The median is $47,770 a year, that works out to about $23 an hour. But the range is wide: entry-level workers start around $38,250, and experienced cooks, institution and cafeterias can clear $65,020. These are BLS numbers, based on employer-reported data, not self-reported surveys.

Is $48K enough to live in Hawaii?

On that salary, you'd take home roughly $3,117/month after taxes. A 2-bedroom here rents for about $2,240/month, which eats 71.9% of your paycheck. That's above the 30% rule of thumb, housing will be a stretch at the median salary, though you can manage with roommates or a smaller place.
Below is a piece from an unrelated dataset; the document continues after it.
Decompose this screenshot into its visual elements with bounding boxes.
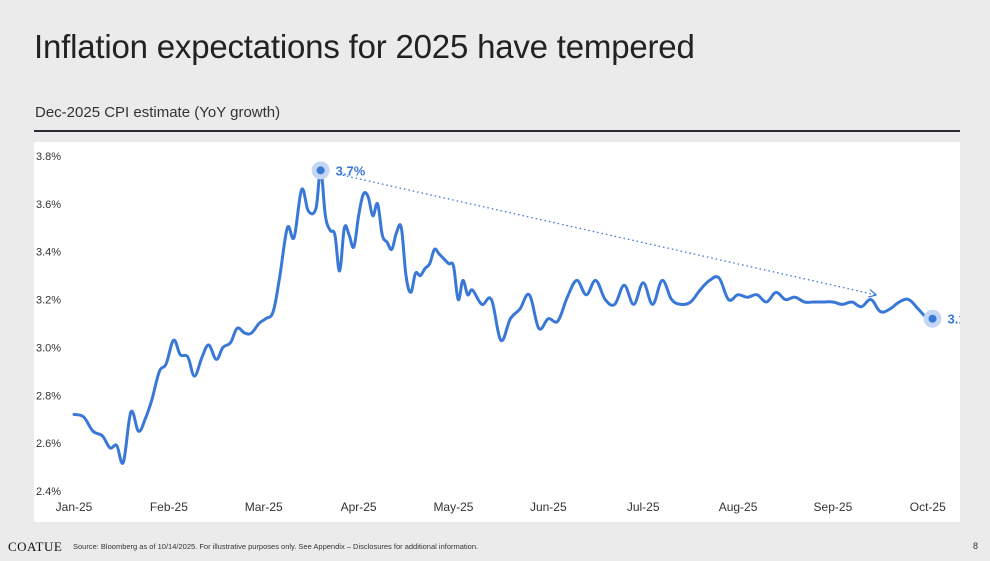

How far does a cooks, institution and cafeteria salary go in Hawaii?

Hawaii has a Regional Price Parity of 110.17 (100 is the national average). Prices are above average here, so your dollar buys less than the same salary would in a cheaper metro. After cost-of-living adjustment, the median cooks, institution and cafeteria salary is worth about $43,360 in national-average purchasing power.

Where do cooks, institution and cafeterias get paid the most?

The table above ranks every state by median pay for this role. Keep in mind that the highest-paying states tend to have the highest costs of living, so the top salary doesn't always mean the most money in your pocket.